Oba and Okada (2008) suggested that soils should be stored at 10°C for less than 3 wk, but not at cool temperatures below 4°C. Lazarova et al. (2004) stored soil samples at 4°C until nematode extraction. Hunt and De Ley (1996) mentioned that soils could be stored at 5–10°C for a few weeks without serious problems, although it would be far better to extract the nematodes as soon as possible after soil sampling. These authors commonly recommended soil storage at cool, but not freezing, temperatures. In the present study, nematode density and diversity did not change significantly during 14 d of storage compared to their initial states, irrespective of storage temperature. However, populations tended to change in all three soils stored at 20°C. Considering also that populations declined in NIA and HOK soils after 28 d of storage at 5°C, a storage temperature of 10°C may be more acceptable than other temperatures. In conclusion, we suggest that soils collected in the cool-temperate zone, such as in this study, can be stored for 2 wk at 5-20°C, and most desirably at 10°C. It should be noted that the present study used only andosol, which is common in Japan but not globally; thus, further study is needed on other soil types.
Recently, nematode DNA was extracted from soils that were compressed until the bodies of the nematodes burst (Goto et al., 2009).

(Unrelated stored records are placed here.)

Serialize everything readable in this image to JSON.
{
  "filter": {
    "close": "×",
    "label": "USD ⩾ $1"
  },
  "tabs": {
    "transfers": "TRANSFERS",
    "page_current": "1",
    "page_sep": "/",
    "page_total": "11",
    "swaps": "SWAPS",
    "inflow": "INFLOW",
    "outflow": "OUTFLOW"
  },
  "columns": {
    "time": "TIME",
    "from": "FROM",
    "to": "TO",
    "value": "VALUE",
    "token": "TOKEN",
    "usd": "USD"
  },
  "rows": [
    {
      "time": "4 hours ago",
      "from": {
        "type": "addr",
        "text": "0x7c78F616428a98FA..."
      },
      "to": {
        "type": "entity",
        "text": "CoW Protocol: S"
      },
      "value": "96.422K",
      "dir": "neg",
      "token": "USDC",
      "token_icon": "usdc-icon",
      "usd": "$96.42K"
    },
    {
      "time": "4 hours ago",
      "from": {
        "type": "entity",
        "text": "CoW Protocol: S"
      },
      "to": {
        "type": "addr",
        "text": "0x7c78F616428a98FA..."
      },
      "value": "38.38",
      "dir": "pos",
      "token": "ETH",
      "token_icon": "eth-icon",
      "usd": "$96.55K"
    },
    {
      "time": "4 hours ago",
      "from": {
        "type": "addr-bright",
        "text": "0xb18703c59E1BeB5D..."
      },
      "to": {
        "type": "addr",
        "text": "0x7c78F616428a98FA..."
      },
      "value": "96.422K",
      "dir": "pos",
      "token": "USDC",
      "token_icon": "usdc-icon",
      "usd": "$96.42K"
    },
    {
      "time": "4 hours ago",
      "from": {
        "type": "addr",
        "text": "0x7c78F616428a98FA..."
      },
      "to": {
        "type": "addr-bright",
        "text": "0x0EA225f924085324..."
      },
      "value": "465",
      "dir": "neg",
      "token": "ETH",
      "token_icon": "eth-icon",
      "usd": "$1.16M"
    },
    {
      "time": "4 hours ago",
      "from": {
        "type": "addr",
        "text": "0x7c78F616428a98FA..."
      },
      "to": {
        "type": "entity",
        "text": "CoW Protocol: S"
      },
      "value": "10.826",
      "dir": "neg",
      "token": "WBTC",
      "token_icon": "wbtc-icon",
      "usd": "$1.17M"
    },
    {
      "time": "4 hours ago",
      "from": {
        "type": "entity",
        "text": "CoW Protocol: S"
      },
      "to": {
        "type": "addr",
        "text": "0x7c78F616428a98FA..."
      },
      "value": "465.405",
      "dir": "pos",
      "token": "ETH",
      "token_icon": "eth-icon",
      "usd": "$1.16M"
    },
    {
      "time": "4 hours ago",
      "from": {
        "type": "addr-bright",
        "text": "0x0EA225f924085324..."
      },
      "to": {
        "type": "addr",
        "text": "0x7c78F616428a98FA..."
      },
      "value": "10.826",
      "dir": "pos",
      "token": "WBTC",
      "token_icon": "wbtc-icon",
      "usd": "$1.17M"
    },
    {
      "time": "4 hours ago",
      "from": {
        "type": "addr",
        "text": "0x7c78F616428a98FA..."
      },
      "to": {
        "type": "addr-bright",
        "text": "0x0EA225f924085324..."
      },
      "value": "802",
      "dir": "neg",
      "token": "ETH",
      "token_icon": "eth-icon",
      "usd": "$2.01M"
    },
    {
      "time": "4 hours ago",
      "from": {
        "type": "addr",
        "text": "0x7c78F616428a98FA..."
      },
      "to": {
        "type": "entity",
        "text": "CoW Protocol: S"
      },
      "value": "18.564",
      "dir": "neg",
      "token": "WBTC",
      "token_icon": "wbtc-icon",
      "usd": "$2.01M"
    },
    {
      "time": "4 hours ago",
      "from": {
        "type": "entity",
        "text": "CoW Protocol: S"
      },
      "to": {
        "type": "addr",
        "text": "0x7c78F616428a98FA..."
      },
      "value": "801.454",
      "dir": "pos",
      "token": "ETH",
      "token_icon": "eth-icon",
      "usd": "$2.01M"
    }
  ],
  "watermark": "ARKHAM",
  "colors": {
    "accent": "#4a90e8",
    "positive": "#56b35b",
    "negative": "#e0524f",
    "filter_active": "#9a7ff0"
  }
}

They succeeded in estimating the densities of Heterodera glycines in the soils by real-time PCR with the DNA extracted. The quantity and quality of the DNA template of Pratylenchus penetrans were not affected by soil storage for months at room temperature after air-drying of the soils (Sato et al., 2010). Air-drying followed by compaction may be an alternative method of storage for community analysis of nematodes on a molecular basis. However, further studies are needed to assess the applicability of this method to other species and assemblages of nematodes. Until then, soil storage at approximately 5–10°C may continue to be a better way to preserve the structure of nematode communities.